To the derisive sound of laughter I slid the keycard in and went inside. It was one of those nights.


Trevor said...

Wow, you just described every trip my family and I have made to Myrtle Beach ever since I was young enough to know "hey, those people seem to enjoy Hank Williams Junior just a little too much!"

Fucking teenagers, with their fucking opinions...kill em all and let God sort em out, I say. Of course that might have something to do with the thirty-year sentence I got for running that schoolbus of children off the road one gray December morn.

Nah, probably not.

James said...

Dear Trevor,

While I appreciate your anecdote, please refrain from using the words "Hank Williams Junior" ever again on my blog. I get these notifications in my Gmail whenever someone comments and after your comment the link "Free Hank Williams CD Set - - Hank Williams 10 Disc Box Set. Complete Our Survey Now!" popped up in the box normally reserved for things like "Ask Yahoo" (which I do ask) and "Funny Quote of the Day" (which I do think is funny). You must be mistaken, sir, for I will not stand for this outrage!

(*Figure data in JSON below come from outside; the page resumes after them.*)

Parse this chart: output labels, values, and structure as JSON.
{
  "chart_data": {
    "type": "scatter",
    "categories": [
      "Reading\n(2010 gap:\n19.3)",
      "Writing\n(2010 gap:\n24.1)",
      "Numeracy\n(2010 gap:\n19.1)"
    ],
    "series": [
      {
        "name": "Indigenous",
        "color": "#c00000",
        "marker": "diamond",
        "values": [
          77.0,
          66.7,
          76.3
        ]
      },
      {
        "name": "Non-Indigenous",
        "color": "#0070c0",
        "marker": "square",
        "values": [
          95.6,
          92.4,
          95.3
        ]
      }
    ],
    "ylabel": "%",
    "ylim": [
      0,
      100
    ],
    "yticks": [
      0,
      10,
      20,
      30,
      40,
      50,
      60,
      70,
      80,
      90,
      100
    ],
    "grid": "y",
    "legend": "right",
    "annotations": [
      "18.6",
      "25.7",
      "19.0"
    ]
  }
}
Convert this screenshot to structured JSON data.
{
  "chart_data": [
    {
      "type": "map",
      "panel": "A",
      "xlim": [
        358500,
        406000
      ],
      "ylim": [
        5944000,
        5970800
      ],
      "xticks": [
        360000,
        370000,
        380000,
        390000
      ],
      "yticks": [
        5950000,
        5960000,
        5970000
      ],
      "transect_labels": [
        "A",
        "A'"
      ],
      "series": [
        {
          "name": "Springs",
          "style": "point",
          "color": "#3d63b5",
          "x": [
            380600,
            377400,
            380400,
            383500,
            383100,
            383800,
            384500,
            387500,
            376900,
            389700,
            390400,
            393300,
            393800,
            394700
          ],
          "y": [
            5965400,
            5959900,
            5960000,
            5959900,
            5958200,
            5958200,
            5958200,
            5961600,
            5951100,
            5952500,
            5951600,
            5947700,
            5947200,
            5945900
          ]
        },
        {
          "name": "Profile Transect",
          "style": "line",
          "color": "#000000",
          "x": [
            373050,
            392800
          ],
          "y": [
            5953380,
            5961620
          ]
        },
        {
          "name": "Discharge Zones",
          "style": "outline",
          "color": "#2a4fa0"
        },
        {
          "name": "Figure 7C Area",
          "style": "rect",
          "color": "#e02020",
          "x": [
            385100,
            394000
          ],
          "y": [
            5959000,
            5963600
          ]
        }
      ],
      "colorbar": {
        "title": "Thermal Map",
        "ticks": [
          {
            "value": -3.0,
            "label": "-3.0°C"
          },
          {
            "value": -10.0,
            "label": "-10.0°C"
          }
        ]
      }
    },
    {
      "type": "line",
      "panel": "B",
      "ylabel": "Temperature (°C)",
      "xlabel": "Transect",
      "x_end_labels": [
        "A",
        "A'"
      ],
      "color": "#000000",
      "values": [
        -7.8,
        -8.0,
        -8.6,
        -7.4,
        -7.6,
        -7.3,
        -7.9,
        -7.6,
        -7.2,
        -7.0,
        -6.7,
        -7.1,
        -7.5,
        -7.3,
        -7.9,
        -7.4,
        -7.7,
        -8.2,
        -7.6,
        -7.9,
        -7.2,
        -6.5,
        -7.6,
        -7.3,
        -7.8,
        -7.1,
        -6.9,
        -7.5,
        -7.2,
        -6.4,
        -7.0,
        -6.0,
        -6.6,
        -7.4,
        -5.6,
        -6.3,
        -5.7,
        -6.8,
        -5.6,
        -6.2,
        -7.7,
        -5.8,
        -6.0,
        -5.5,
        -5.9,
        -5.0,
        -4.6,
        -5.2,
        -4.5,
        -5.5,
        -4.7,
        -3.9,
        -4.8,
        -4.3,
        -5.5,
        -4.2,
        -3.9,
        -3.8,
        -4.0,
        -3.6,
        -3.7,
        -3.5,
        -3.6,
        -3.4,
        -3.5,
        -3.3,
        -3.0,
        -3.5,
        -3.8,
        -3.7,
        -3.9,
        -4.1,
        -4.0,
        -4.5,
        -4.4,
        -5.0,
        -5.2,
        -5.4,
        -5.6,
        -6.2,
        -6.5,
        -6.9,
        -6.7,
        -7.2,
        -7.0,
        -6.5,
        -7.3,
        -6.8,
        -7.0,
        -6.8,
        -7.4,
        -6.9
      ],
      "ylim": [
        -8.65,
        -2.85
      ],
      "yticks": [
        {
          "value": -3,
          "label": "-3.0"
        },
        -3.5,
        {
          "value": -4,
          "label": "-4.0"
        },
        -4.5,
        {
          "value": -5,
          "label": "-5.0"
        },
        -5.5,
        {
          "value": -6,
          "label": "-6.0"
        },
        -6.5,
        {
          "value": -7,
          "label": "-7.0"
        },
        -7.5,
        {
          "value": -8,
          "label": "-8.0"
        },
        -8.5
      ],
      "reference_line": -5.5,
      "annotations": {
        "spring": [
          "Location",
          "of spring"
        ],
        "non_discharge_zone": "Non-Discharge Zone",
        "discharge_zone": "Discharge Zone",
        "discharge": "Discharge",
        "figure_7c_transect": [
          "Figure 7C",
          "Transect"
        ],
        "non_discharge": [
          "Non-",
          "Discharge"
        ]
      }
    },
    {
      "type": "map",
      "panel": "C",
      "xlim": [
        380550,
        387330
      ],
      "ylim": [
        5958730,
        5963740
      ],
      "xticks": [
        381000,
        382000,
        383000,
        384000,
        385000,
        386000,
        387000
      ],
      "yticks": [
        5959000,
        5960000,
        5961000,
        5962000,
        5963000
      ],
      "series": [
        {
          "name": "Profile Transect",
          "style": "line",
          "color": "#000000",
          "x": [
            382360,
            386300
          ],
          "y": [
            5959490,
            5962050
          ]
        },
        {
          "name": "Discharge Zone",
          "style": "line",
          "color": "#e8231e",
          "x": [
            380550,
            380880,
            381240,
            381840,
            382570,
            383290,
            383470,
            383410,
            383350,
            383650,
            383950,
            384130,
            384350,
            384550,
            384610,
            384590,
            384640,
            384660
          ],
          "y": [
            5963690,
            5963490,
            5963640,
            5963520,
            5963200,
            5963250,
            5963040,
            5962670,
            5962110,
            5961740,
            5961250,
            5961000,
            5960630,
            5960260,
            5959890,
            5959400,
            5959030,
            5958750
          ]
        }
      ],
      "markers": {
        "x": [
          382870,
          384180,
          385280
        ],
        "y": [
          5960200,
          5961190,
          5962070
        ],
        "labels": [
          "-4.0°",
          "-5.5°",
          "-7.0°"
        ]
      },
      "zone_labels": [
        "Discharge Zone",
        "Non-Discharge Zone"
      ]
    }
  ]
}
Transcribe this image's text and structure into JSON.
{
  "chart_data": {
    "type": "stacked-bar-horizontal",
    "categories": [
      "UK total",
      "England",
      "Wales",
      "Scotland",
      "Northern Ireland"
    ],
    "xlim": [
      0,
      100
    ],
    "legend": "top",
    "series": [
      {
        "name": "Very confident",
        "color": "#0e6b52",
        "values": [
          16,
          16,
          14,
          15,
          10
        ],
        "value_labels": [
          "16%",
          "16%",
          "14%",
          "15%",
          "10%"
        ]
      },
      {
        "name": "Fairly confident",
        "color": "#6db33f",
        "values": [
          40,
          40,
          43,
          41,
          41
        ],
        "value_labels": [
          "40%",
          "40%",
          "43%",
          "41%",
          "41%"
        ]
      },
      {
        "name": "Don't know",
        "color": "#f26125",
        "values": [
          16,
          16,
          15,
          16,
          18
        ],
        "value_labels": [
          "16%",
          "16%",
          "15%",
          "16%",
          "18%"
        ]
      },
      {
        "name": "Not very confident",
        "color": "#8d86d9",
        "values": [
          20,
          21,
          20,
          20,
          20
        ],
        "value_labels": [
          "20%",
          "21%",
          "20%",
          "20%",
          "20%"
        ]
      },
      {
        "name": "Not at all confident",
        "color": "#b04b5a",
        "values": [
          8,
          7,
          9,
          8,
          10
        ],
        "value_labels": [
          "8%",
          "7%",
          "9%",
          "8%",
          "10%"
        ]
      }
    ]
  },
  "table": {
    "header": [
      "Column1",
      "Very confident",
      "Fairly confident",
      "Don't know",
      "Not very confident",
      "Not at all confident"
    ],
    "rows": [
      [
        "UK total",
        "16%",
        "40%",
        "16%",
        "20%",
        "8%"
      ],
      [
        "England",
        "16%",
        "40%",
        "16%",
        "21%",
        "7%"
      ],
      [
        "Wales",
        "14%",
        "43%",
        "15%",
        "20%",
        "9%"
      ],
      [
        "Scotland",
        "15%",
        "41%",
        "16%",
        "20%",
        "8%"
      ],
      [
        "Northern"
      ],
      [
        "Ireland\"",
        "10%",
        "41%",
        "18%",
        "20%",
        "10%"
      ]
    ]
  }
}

No thank you and badnight,


barista brat said...

oh man - i laughed out loud at this post.

should i expect to see a commercial on tv - "hipsters gone wild!"?

Trevor said...

Dear James,

Hank Williams Junior Montgomery Gentry Alabama (the band, not the state) Diamond Rio Brooks & Dunn Reba McEntire Yanni Michael Bolton Enya James Taylor Carly Simon Sheryl Crow John Mayer Boyz II Men The Bee Gees David Hasselhoff.

Trevor ;-p

James said...

Brat, that reminds me -- did you read this article in the LA Times about the GGW creator? Craziness.

Trevor, the same thing came up again. Damn -- I was hoping it would be an movie soundtrack that used all those aforementioned musical greats. Maybe that new film, The Hank Williams Story: That Time Bocephus Went On a Double Date with Reba and James Taylor and Carly Simon to the John Mayer Show (How Romantic!) and They Ran into None Other than The Hoff, Who, Of Course, Was Hanging with His Main HomeBOYZ, Boyz 2 Men.

Or Snakes On a Plane.

Trevor said...


I'm sorry, it won't happen again...

Joy Division The Clash Arctic Monkeys Belle and Sebastian Velvet Underground Nico Talking Heads The Smiths



James said...

The Google sponsored link this time: "Premium Velvet Antler. Enhance Your Quality of Life! 100% Natural 100% Canadian."

¡OptimoAsiatico! said...

That sounds exactly like what I think Hell is! Did the waiters/waitresses walk around carrying large pieces of butcher paper to make those "condom" looking dunce caps too?

James said...

Oh god -- you've been to Dick's, too?